Mark Nayler

Catalonia’s fight for independence is turning nasty

As if the issue of Catalonian secession wasn’t fraught enough, some of its most committed advocates are now arguing that the terrorist attacks in Barcelona and Cambrils last week demonstrate the region’s readiness for independence. Spanish prime minister Mariano Rajoy, for his part, has suggested that the vehicle attacks that left 15 dead require regional differences to be cast aside in the battle against jihadism. The debate about Catalonian independence has always been a heated, complex one in Spain. Now that the tragic events of last week are being introduced into the discussion, it will become even more so.

Some of the more fervent supporters of Catalonian secession have been particularly active on social media since the attacks last week, claiming that the rapid response of the Mossos d’Esquadra (Catalonian police), the region’s president Carles Puigdemont and Barcelona’s mayor Ada Colau show that Catalonia is perfectly capable of acting by itself, without support from Madrid.

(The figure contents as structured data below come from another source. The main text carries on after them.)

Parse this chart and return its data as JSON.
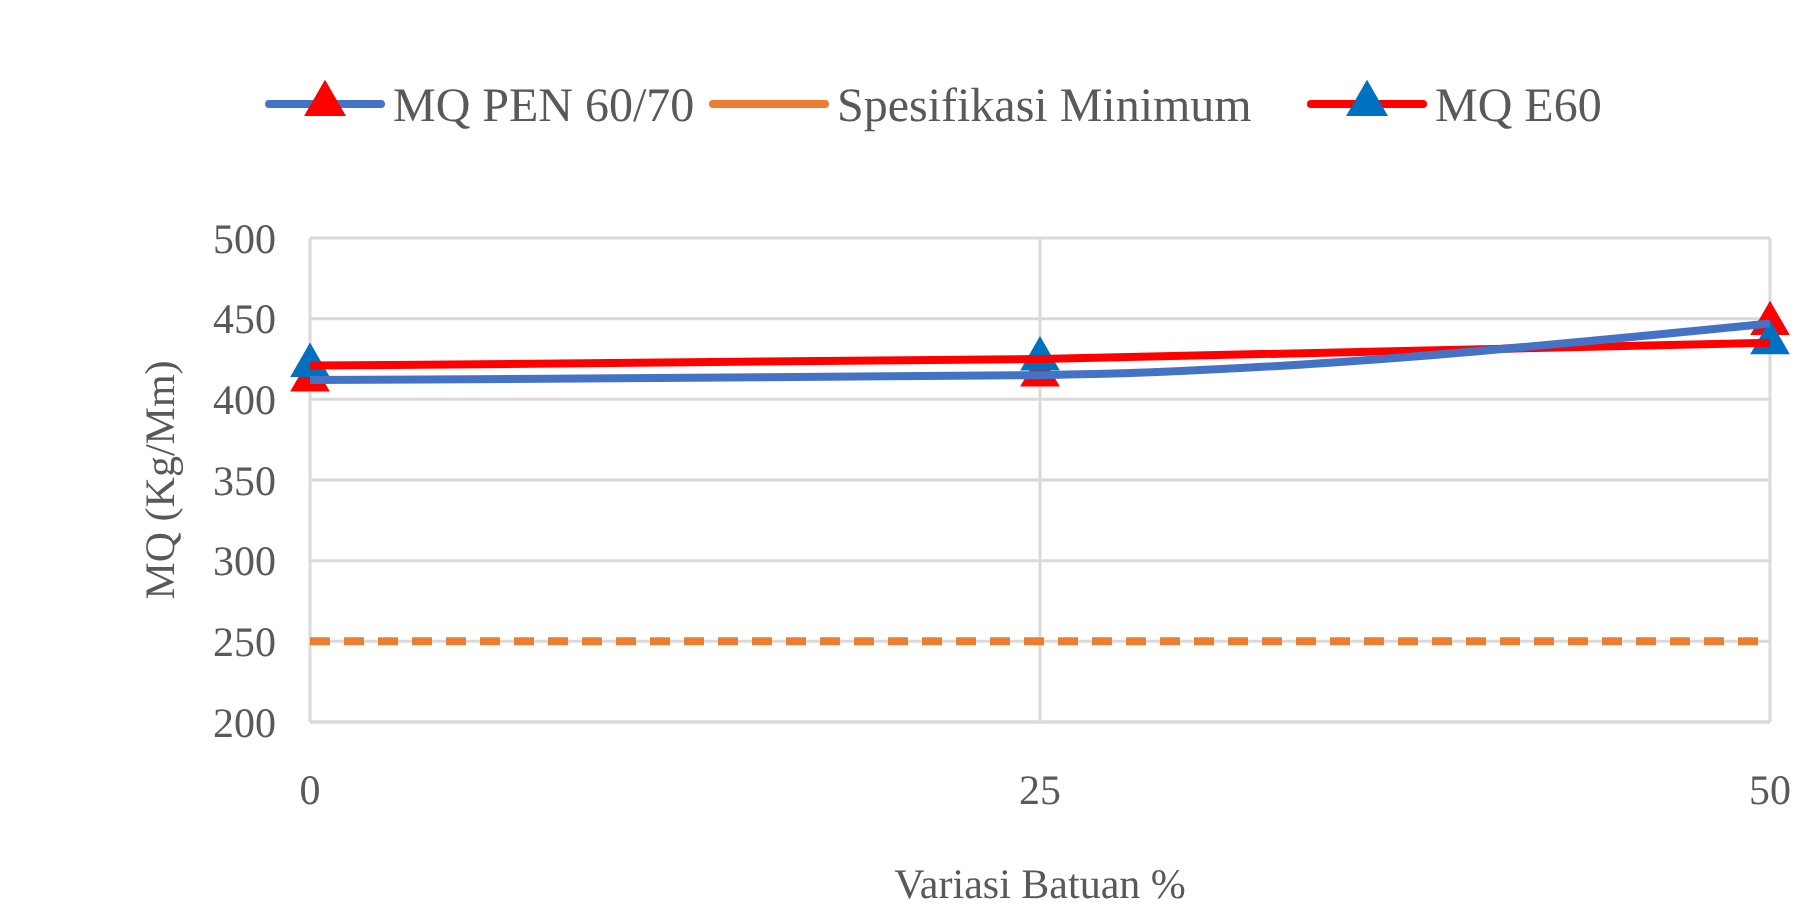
{
  "chart_data": {
    "type": "line",
    "xlabel": "Variasi Batuan %",
    "ylabel": "MQ (Kg/Mm)",
    "x": [
      0,
      25,
      50
    ],
    "xlim": [
      0,
      50
    ],
    "xticks": [
      0,
      25,
      50
    ],
    "ylim": [
      200,
      500
    ],
    "yticks": [
      200,
      250,
      300,
      350,
      400,
      450,
      500
    ],
    "grid": true,
    "legend": "top",
    "series": [
      {
        "name": "MQ PEN 60/70",
        "color": "#4472c4",
        "colors": [
          "#ff0000",
          "#ff0000",
          "#ff0000"
        ],
        "values": [
          412,
          415,
          447
        ],
        "marker": "triangle",
        "line_style": "solid"
      },
      {
        "name": "Spesifikasi Minimum",
        "color": "#ed7d31",
        "values": [
          250,
          250,
          250
        ],
        "marker": "none",
        "line_style": "dashed"
      },
      {
        "name": "MQ E60",
        "color": "#ff0000",
        "colors": [
          "#0070c0",
          "#0070c0",
          "#0070c0"
        ],
        "values": [
          421,
          425,
          435
        ],
        "marker": "triangle",
        "line_style": "solid"
      }
    ]
  }
}
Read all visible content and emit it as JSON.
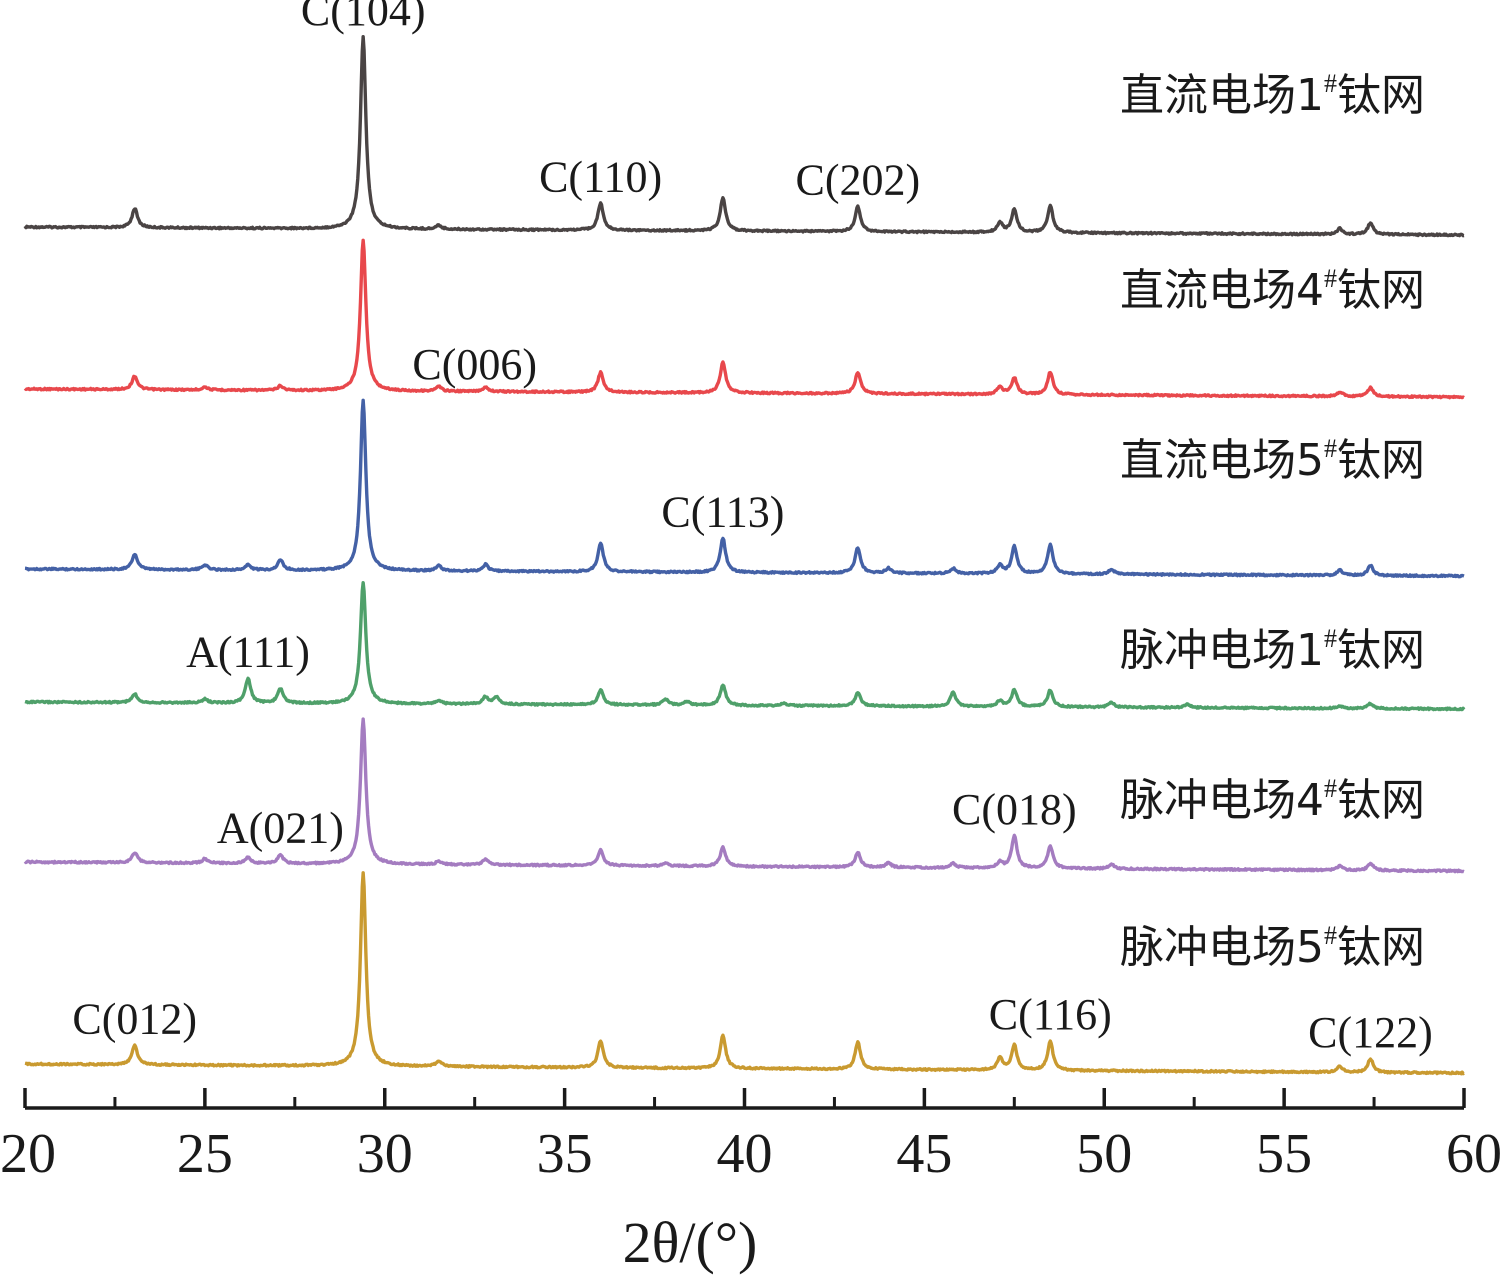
{
  "chart_data": {
    "type": "line",
    "xlabel": "2θ/(°)",
    "xlim": [
      20,
      60
    ],
    "xticks": [
      "20",
      "25",
      "30",
      "35",
      "40",
      "45",
      "50",
      "55",
      "60"
    ],
    "grid": false,
    "series_label_placement": "right, above each curve",
    "series": [
      {
        "name": "直流电场1",
        "name_sup": "#",
        "name_tail": "钛网",
        "color": "#4a4444",
        "peaks": [
          [
            23.05,
            10
          ],
          [
            29.4,
            100
          ],
          [
            31.5,
            2
          ],
          [
            36.0,
            14
          ],
          [
            39.4,
            17
          ],
          [
            43.15,
            13
          ],
          [
            47.1,
            5
          ],
          [
            47.5,
            12
          ],
          [
            48.5,
            14
          ],
          [
            56.55,
            3
          ],
          [
            57.4,
            6
          ]
        ]
      },
      {
        "name": "直流电场4",
        "name_sup": "#",
        "name_tail": "钛网",
        "color": "#e8484c",
        "peaks": [
          [
            23.05,
            9
          ],
          [
            25.0,
            2
          ],
          [
            27.1,
            3
          ],
          [
            29.4,
            100
          ],
          [
            31.5,
            3
          ],
          [
            32.8,
            3
          ],
          [
            36.0,
            13
          ],
          [
            39.4,
            20
          ],
          [
            43.15,
            14
          ],
          [
            47.1,
            5
          ],
          [
            47.5,
            11
          ],
          [
            48.5,
            15
          ],
          [
            56.55,
            3
          ],
          [
            57.4,
            6
          ]
        ]
      },
      {
        "name": "直流电场5",
        "name_sup": "#",
        "name_tail": "钛网",
        "color": "#4461a6",
        "peaks": [
          [
            23.05,
            9
          ],
          [
            25.0,
            3
          ],
          [
            26.2,
            3
          ],
          [
            27.1,
            6
          ],
          [
            29.4,
            100
          ],
          [
            31.5,
            3
          ],
          [
            32.8,
            4
          ],
          [
            36.0,
            17
          ],
          [
            39.4,
            20
          ],
          [
            43.15,
            15
          ],
          [
            44.0,
            3
          ],
          [
            45.8,
            3
          ],
          [
            47.1,
            5
          ],
          [
            47.5,
            16
          ],
          [
            48.5,
            17
          ],
          [
            50.2,
            3
          ],
          [
            56.55,
            3
          ],
          [
            57.4,
            6
          ]
        ]
      },
      {
        "name": "脉冲电场1",
        "name_sup": "#",
        "name_tail": "钛网",
        "color": "#4fa06a",
        "peaks": [
          [
            23.05,
            7
          ],
          [
            25.0,
            3
          ],
          [
            26.2,
            20
          ],
          [
            27.1,
            12
          ],
          [
            29.4,
            100
          ],
          [
            31.5,
            3
          ],
          [
            32.8,
            6
          ],
          [
            33.1,
            6
          ],
          [
            36.0,
            12
          ],
          [
            37.8,
            5
          ],
          [
            38.4,
            3
          ],
          [
            39.4,
            17
          ],
          [
            41.1,
            2
          ],
          [
            43.15,
            11
          ],
          [
            45.8,
            12
          ],
          [
            47.1,
            5
          ],
          [
            47.5,
            14
          ],
          [
            48.5,
            14
          ],
          [
            50.2,
            4
          ],
          [
            52.3,
            3
          ],
          [
            56.55,
            2
          ],
          [
            57.4,
            4
          ]
        ]
      },
      {
        "name": "脉冲电场4",
        "name_sup": "#",
        "name_tail": "钛网",
        "color": "#a47cc0",
        "peaks": [
          [
            23.05,
            7
          ],
          [
            25.0,
            3
          ],
          [
            26.2,
            4
          ],
          [
            27.1,
            6
          ],
          [
            29.4,
            100
          ],
          [
            31.5,
            2
          ],
          [
            32.8,
            4
          ],
          [
            36.0,
            11
          ],
          [
            37.8,
            2
          ],
          [
            39.4,
            13
          ],
          [
            43.15,
            10
          ],
          [
            44.0,
            3
          ],
          [
            45.8,
            3
          ],
          [
            47.1,
            4
          ],
          [
            47.5,
            22
          ],
          [
            48.5,
            15
          ],
          [
            50.2,
            3
          ],
          [
            56.55,
            3
          ],
          [
            57.4,
            5
          ]
        ]
      },
      {
        "name": "脉冲电场5",
        "name_sup": "#",
        "name_tail": "钛网",
        "color": "#c99a30",
        "peaks": [
          [
            23.05,
            10
          ],
          [
            29.4,
            100
          ],
          [
            31.5,
            3
          ],
          [
            36.0,
            14
          ],
          [
            39.4,
            17
          ],
          [
            43.15,
            14
          ],
          [
            47.1,
            6
          ],
          [
            47.5,
            13
          ],
          [
            48.5,
            15
          ],
          [
            56.55,
            3
          ],
          [
            57.4,
            7
          ]
        ]
      }
    ],
    "annotations": [
      {
        "text": "C(104)",
        "x": 29.4,
        "series": 0
      },
      {
        "text": "C(110)",
        "x": 36.0,
        "series": 0
      },
      {
        "text": "C(202)",
        "x": 43.15,
        "series": 0
      },
      {
        "text": "C(006)",
        "x": 32.5,
        "series": 1
      },
      {
        "text": "C(113)",
        "x": 39.4,
        "series": 2
      },
      {
        "text": "A(111)",
        "x": 26.2,
        "series": 3
      },
      {
        "text": "A(021)",
        "x": 27.1,
        "series": 4
      },
      {
        "text": "C(018)",
        "x": 47.5,
        "series": 4
      },
      {
        "text": "C(012)",
        "x": 23.05,
        "series": 5
      },
      {
        "text": "C(116)",
        "x": 48.5,
        "series": 5
      },
      {
        "text": "C(122)",
        "x": 57.4,
        "series": 5
      }
    ]
  }
}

Others have gone so far as to state that such a tragedy would not have happened if the region had been independent.

Such a line of argument was adopted by the Catalan writer Bernat Dedeu in a polemic that has already become a minor classic among more passionate secessionists. Entitled “7 Hours of Independence” and published in El Nacional on Saturday, it furiously denounced Rajoy and King Felipe VI of Spain for taking seven hours to arrive in Catalonia after the attacks (hence the piece’s title). It also praised Puigdemont and Colau for responding immediately: they behaved “like two authentic leaders of the nation”, Dedeu wrote. He also criticised the Spanish government for not allowing Catalan police access to European security databases, suggesting that had they had such access the suspects might have been prevented from carrying out their attack.

For the many opponents of Catalonian independence, Dedeu’s piece demonstrates the problem with hardline advocates of secession: their readiness in seizing upon anything to demonstrate the supposed superiority of Catalonia over the rest of Spain.